GERMANY
GERMANY: Tuition fees deter students
An unpublished survey commissioned by Germany's Education Ministry has further fuelled the debate on tuition fees. According to the new study, leaked to a news agency ahead of an unsuccessful 'Education Summit' last week, far more young people are put off from studying by tuition fees than previously assumed. The Stifterverband, Germany's donors' association for science and the humanities, also claims that poor study conditions are acting as a deterrent.The study was submitted to the Education Ministry some weeks ago. It states that out of the secondary-school-leaving cohort in 2006, up to 18,000 students had not gone on to further education because of worries about tuition fees - even though only two out of Germany's 16 Länder, or federal states, had introduced tuition charges. A further five states have since introduced fees.
The survey shows that women and young people from educationally disadvantaged groups of the population who are most deterred from studying. Ulla Burchardt, head of the Parliamentary Committee on Education, and a Social Democrat, called for an immediate release of the survey after it had been leaked to deutsche-presse-agentur, a leading German news agency.
Burchardt demanded the results be addressed at the Education Summit but the survey has still not been published. The Education Ministry is headed by Annette Schavan, a member of the Christian Democratic Party (CDU), the senior partners in the ruling coalition. So far, tuition fees have only been introduced in CDU-led states.
Stifterverband President Arend Oetker claimed it was not tuition fees that were putting people off from studying but poor study conditions: "The Stifterverband believes that young people are worried about the detrimental circumstances they are supposed to study in.

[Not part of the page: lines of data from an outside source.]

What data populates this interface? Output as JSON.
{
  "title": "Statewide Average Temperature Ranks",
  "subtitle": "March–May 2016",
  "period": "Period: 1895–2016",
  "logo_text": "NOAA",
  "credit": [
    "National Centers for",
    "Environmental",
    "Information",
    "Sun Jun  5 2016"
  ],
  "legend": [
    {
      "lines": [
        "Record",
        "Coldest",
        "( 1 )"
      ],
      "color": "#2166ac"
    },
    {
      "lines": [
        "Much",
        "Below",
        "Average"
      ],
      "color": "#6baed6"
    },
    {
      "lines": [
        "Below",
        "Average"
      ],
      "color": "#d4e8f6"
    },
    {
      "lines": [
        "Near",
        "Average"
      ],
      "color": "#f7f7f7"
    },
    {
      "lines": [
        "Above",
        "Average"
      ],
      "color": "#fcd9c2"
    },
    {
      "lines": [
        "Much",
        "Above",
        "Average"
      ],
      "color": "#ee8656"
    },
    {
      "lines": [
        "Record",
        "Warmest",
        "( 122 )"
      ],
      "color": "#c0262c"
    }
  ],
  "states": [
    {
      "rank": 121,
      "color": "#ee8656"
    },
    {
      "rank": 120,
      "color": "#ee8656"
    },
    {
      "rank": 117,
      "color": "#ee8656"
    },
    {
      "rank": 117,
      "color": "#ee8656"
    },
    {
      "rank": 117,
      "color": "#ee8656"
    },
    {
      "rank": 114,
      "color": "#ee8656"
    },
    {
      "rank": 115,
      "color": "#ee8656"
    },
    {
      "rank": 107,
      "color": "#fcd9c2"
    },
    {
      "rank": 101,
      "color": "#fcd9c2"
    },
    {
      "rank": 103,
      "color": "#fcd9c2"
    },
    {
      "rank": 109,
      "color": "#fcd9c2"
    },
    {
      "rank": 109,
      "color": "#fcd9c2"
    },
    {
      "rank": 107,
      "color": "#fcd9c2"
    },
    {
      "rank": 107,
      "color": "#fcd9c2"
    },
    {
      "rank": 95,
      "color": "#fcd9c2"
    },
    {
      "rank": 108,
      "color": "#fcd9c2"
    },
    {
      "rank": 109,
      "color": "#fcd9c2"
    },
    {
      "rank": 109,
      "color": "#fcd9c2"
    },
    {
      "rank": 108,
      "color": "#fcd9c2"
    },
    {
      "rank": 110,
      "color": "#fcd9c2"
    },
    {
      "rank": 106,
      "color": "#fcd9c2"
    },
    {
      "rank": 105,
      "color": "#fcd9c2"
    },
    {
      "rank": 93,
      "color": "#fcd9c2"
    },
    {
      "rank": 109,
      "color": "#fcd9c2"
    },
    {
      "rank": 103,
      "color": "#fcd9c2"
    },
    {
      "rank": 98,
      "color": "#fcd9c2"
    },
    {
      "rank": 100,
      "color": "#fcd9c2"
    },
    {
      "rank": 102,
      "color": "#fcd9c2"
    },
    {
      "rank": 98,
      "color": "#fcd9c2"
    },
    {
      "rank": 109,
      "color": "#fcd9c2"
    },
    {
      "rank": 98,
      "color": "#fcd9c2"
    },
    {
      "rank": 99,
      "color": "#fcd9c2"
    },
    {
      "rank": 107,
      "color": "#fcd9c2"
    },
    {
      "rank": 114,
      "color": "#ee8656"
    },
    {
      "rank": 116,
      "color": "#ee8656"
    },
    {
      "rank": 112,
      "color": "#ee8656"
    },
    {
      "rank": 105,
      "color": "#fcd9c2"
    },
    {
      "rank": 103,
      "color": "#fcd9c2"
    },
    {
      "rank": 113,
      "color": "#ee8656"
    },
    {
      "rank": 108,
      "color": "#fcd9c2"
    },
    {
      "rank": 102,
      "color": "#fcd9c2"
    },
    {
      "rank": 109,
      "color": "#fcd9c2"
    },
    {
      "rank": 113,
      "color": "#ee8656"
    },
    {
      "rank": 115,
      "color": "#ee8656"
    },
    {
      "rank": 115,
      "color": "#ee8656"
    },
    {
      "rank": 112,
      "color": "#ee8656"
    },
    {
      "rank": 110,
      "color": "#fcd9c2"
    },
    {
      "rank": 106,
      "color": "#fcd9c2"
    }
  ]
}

Poor study conditions are unsocial, not tuition fees," Oetker said. He thinks that tuition fees are essential to improve study conditions and lower dropout rates.
Commenting on the outcome of the summit, Oetker said, "Federal and state governments have shown a lack of courage. They have given up the goal of motivating more young people to opt for studying."
Germany was the only country charging young parents several hundred euros a month for sending their children to kindergarten while retaining free-of-charge education. "It ought to be exactly the other way round," Oetker said. "Instead, we already start with social selection when children are just three or four years old. That's the real scandal. Prospective academics benefit from the EUR500 they have paid on semester tuition fees when they starting earning more than others later on."